Beomyoung Kim, Sangeun Han and Junmo Kim
Weakly-supervised semantic segmentation (WSSS) using image-level labels has recently attracted much attention for reducing annotation costs. Existing WSSS methods utilize localization maps from the classification network to generate pseudo segmentation labels. However, since localization maps obtained from the classifier focus only on sparse discriminative object regions, it is difficult to generate high-quality segmentation labels. To address this issue, we introduce discriminative region suppression (DRS) module that is a simple yet effective method to expand object activation regions.

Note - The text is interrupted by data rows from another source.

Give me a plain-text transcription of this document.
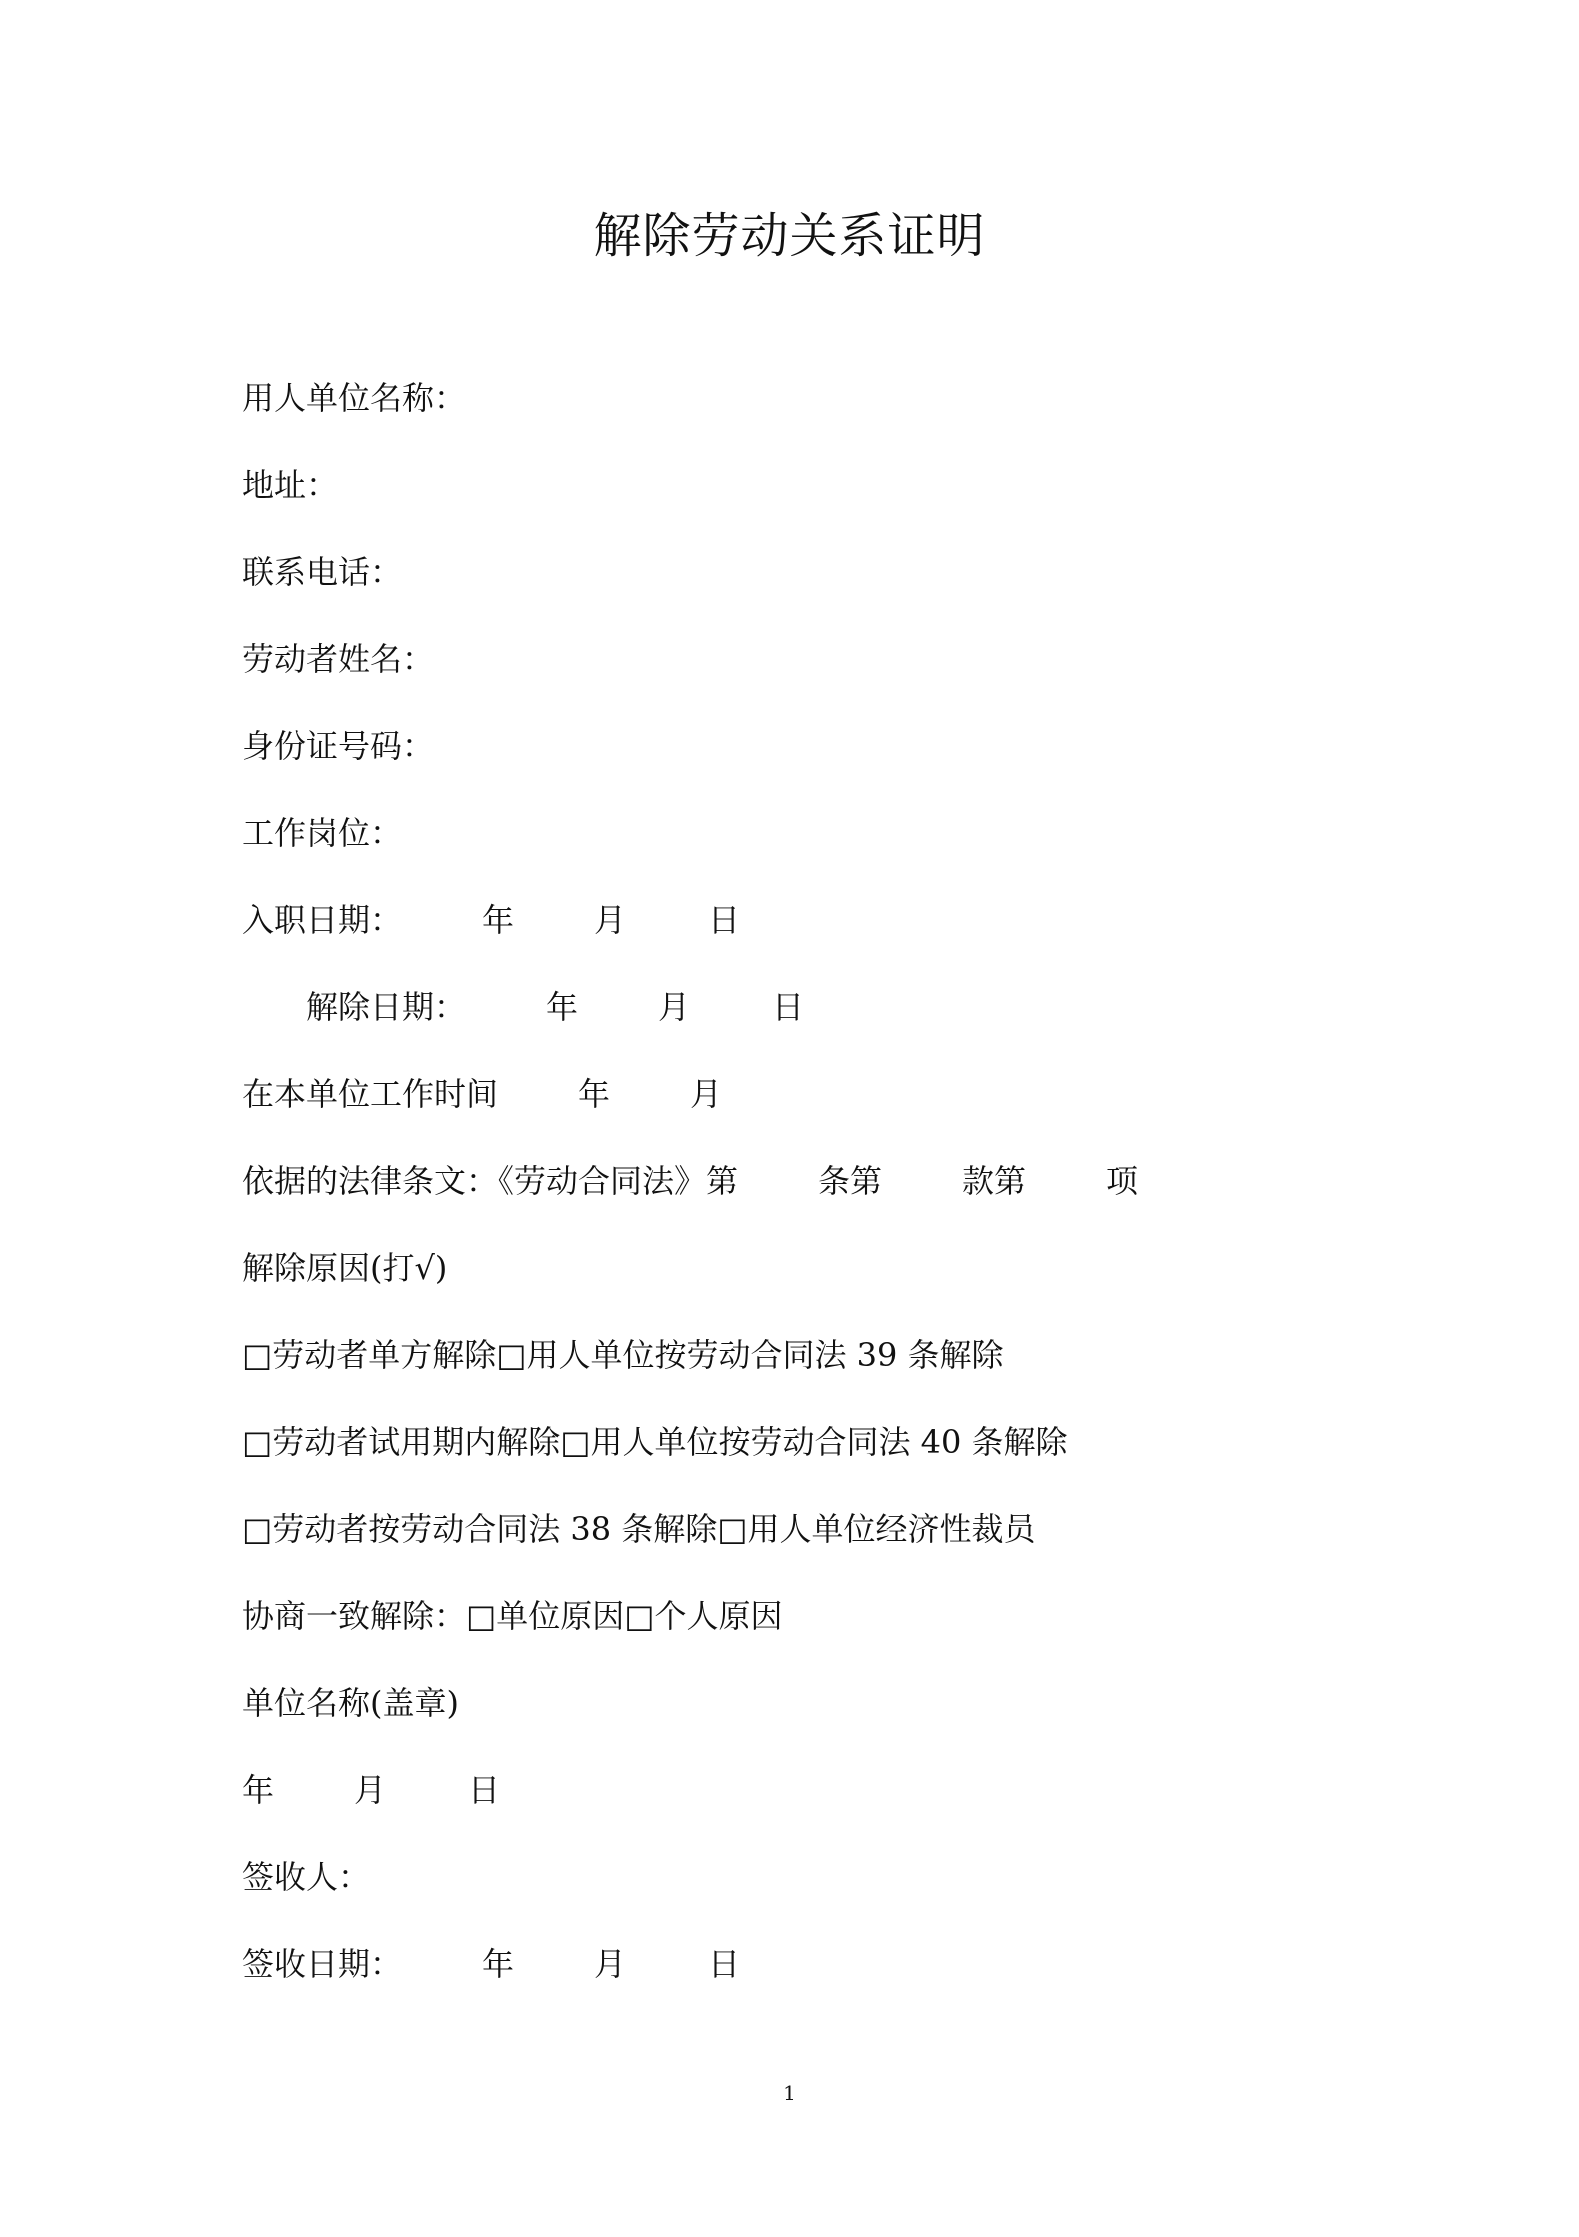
解除劳动关系证明
用人单位名称：
地址：
联系电话：
劳动者姓名：
身份证号码：
工作岗位：
入职日期： 年 月	日
解除日期： 年 月	日
在本单位工作时间 年 月
依据的法律条文：《劳动合同法》第 条第 款第 项
解除原因(打√)
□劳动者单方解除□用人单位按劳动合同法 39 条解除
□劳动者试用期内解除□用人单位按劳动合同法 40 条解除
□劳动者按劳动合同法 38 条解除□用人单位经济性裁员
协商一致解除：□单位原因□个人原因
单位名称(盖章)
年 月	日
签收人：
签收日期： 年 月	日
1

DRS suppresses the attention on discriminative regions and spreads it to adjacent non-discriminative regions, generating dense localization maps. DRS requires few or no additional parameters and can be plugged into any network. Furthermore, we introduce an additional learning strategy to give a self-enhancement of localization maps, named localization map refinement learning. Benefiting from this refinement learning, localization maps are refined and enhanced by recovering some missing parts or removing noise itself. Due to its simplicity and effectiveness, our approach achieves mIoU 71.4% on the PASCAL VOC 2012 segmentation benchmark using only image-level labels. Extensive experiments demonstrate the effectiveness of our approach.